Review Summary: A stoner doom ode to pizza, smashing nerds and existentialism.
I have tried to come up with some serious analysis of Brisbane's Lizzard Wizzard sophomore album,
Total War Power Bastard, I really did, but instead I found myself digging into a hole of wonderfully absurd lyricism and post-millenial poetry, colossal riffage, painful grunts and the shrieks of a tortured soul to the point of no return. I have, truly, lost my mind.
Let's just reflect on the profound lyrics of "Pizza", for example: "Margherita , Capricciosa, Vegan friendly... NOTZARELLA", the Wizzard sings, screams these devouring words into my cerebellum, penetrating my skull while my pizza withdrawal takes over. I become a tiny weakling.
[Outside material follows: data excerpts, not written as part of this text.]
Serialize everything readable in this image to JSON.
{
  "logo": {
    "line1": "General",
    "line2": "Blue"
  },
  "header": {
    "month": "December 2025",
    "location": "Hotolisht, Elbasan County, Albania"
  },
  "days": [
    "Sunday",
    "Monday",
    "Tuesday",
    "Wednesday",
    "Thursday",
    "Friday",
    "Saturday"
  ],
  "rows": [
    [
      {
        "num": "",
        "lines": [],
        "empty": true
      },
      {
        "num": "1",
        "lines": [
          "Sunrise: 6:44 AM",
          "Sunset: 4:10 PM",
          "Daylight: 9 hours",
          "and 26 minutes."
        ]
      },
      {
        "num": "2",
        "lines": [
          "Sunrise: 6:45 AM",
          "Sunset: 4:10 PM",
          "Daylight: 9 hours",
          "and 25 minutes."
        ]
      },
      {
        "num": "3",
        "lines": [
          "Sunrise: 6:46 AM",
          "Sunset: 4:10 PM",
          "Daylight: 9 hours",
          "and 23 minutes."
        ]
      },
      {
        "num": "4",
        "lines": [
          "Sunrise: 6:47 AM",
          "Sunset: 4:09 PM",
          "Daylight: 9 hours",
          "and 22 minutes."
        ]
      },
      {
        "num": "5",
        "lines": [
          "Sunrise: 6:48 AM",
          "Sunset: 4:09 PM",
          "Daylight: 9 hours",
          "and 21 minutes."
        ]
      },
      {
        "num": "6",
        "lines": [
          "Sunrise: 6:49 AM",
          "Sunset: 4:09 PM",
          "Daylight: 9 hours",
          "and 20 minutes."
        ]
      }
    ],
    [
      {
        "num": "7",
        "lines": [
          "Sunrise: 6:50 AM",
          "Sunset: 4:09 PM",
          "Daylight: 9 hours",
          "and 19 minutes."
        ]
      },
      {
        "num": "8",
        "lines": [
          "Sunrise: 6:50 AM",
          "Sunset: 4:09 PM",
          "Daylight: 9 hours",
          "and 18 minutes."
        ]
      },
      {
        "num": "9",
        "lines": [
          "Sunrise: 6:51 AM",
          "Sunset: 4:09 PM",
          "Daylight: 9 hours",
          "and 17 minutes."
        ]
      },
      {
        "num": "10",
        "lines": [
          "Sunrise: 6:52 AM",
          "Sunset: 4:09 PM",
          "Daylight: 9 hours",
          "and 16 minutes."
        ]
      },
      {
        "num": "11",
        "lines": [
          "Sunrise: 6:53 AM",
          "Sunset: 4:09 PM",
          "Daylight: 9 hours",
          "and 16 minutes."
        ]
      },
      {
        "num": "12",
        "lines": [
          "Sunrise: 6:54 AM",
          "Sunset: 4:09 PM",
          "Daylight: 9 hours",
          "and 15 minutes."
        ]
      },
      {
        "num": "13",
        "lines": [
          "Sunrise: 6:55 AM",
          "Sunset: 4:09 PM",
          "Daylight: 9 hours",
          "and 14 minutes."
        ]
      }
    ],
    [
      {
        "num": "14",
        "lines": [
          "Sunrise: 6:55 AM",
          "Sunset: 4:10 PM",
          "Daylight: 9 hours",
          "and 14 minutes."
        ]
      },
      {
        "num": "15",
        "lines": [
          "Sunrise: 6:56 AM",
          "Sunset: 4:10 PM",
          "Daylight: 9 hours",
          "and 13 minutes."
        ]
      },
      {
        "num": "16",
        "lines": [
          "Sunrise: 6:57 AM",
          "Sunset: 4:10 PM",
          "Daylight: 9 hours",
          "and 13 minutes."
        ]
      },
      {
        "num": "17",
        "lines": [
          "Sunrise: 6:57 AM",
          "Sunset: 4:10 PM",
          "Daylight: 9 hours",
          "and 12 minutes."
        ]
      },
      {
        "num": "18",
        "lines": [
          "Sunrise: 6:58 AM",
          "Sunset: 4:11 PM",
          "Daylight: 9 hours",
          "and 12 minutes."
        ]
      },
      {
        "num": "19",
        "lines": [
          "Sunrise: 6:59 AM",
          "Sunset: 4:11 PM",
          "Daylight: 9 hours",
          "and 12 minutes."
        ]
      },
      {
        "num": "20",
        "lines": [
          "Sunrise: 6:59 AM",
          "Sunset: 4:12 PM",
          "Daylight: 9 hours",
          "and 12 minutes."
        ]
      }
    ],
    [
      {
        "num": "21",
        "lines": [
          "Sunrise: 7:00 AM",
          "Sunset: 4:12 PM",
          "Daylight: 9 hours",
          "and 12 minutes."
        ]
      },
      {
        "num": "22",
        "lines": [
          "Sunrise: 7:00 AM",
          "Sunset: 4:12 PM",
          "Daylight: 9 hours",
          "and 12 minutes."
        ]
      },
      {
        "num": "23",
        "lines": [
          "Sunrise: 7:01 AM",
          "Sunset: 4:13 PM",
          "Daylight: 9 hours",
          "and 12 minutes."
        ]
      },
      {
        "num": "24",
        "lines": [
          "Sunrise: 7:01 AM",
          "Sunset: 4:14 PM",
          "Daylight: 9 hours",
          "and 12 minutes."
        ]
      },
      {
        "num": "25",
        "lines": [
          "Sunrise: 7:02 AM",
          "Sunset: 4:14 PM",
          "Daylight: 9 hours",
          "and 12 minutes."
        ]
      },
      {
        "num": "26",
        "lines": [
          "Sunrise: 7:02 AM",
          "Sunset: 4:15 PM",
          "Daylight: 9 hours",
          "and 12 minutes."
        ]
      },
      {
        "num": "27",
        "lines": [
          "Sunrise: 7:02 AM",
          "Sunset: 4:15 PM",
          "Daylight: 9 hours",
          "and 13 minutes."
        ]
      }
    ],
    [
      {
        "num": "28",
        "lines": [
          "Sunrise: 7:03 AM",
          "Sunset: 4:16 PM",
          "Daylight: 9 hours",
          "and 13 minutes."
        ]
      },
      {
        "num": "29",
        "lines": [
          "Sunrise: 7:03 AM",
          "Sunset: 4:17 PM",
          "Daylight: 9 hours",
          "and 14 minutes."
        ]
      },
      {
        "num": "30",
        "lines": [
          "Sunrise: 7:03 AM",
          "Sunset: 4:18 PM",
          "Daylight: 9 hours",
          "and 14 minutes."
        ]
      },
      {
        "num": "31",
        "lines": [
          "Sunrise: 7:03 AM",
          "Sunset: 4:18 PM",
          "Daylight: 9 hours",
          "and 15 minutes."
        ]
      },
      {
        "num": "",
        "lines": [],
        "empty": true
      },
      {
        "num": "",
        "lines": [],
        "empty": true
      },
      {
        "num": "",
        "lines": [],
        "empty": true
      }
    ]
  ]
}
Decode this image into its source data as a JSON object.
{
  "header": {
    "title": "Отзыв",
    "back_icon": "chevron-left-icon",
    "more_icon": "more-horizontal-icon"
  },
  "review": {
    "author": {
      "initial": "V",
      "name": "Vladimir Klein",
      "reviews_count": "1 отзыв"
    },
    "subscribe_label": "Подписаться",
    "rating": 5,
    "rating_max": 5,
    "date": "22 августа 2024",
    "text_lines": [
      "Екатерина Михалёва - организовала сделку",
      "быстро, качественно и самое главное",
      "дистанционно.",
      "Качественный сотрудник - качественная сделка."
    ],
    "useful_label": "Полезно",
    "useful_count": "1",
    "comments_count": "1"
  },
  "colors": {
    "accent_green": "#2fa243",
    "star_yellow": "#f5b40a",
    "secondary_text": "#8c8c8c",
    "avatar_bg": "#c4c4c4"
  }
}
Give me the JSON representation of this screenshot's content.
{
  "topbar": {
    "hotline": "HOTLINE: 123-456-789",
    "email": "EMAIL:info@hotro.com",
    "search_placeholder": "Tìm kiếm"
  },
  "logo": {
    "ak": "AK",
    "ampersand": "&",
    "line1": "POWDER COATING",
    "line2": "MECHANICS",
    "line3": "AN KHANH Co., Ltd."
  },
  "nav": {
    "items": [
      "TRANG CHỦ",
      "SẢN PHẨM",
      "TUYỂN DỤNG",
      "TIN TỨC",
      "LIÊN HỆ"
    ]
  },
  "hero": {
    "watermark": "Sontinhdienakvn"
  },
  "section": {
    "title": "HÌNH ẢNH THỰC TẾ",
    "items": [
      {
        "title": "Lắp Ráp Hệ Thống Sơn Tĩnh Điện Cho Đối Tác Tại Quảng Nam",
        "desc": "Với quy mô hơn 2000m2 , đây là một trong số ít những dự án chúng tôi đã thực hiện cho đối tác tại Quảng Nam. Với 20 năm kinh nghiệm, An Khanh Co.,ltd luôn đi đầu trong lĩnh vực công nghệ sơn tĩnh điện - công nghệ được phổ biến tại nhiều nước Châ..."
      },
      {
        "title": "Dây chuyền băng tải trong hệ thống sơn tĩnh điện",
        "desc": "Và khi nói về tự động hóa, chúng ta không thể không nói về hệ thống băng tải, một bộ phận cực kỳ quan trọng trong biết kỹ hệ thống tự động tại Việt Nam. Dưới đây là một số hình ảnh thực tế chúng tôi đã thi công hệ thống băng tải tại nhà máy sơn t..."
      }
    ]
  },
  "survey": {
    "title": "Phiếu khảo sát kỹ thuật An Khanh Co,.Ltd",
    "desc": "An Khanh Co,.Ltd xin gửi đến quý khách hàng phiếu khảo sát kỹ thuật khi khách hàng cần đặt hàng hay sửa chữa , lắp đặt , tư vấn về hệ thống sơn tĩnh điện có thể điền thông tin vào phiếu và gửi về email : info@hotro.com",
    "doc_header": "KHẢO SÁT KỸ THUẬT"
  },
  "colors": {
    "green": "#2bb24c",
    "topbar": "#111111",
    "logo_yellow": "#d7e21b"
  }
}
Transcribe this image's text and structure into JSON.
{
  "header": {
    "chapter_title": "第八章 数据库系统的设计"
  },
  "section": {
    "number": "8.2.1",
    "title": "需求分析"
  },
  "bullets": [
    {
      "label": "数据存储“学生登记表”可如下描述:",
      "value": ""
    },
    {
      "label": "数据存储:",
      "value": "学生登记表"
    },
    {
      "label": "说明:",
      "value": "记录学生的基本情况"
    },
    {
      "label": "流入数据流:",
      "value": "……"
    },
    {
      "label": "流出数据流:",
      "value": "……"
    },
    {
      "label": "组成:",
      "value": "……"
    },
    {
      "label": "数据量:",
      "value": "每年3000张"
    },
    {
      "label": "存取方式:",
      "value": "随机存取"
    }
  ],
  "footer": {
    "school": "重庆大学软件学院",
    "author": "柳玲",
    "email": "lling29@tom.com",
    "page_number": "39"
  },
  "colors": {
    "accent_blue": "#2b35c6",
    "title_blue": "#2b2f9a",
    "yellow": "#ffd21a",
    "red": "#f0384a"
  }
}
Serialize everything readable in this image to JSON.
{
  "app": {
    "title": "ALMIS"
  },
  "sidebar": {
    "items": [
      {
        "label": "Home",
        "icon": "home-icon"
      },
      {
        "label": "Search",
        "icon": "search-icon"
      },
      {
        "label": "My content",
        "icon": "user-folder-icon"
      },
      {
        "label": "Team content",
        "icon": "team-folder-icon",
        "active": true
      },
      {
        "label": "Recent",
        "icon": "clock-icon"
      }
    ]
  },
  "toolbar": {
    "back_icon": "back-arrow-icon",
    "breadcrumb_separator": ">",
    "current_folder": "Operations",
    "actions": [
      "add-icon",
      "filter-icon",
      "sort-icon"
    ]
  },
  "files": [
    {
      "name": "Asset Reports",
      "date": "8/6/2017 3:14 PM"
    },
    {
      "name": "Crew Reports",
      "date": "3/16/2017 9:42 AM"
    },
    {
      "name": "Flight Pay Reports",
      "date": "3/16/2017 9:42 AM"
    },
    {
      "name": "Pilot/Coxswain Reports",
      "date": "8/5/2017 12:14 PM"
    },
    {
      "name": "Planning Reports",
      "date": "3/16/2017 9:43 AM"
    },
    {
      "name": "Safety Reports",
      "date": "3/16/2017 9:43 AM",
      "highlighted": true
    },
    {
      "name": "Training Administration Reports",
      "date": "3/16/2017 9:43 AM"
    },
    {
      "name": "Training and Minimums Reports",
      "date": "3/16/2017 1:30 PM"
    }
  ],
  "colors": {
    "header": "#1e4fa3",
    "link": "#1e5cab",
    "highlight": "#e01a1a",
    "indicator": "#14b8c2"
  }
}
"Notzarella..." Just the single thought of it. I am sitting here, half-baked through middle track "Nerd Smasher" for the hundredth time and suddenly I have the urgent need of sinking my head into a big bucket full of nutella and punching the air, power drunk, chocolate blinded, the world is mine. I become King Gizzard The IV.
The Lizzard Wizzard marks the pace with monolithic steps, carrying my flailed mind through the anguished martyrdom that is becoming a night without my pizza fix. I discern some early Neurosis, some Eyehategod, echoes of my youth, the Wizzard is relentless, track after track, from the mesmerizing ending of "***head Nihilism" to the perpetual hammering of "Medusa But She Gets You Stoned Instead Of Turning You To Stone Instead Of Snakes She Has Vaporizers On His Head...drugs". (I didn't make that title track up.)
Total War Power Bastard requires an hour of your precious time and the will to accept ummemorial truths
[Every dad has a dad/ And his dad/Has a dad]. Succumb to the watchful power of the Wizzard Lizzard, the Wilard Zizzard, the indomitable scourge of weed sniffing heathens and in doing so, order some pizza, because you are going to need it.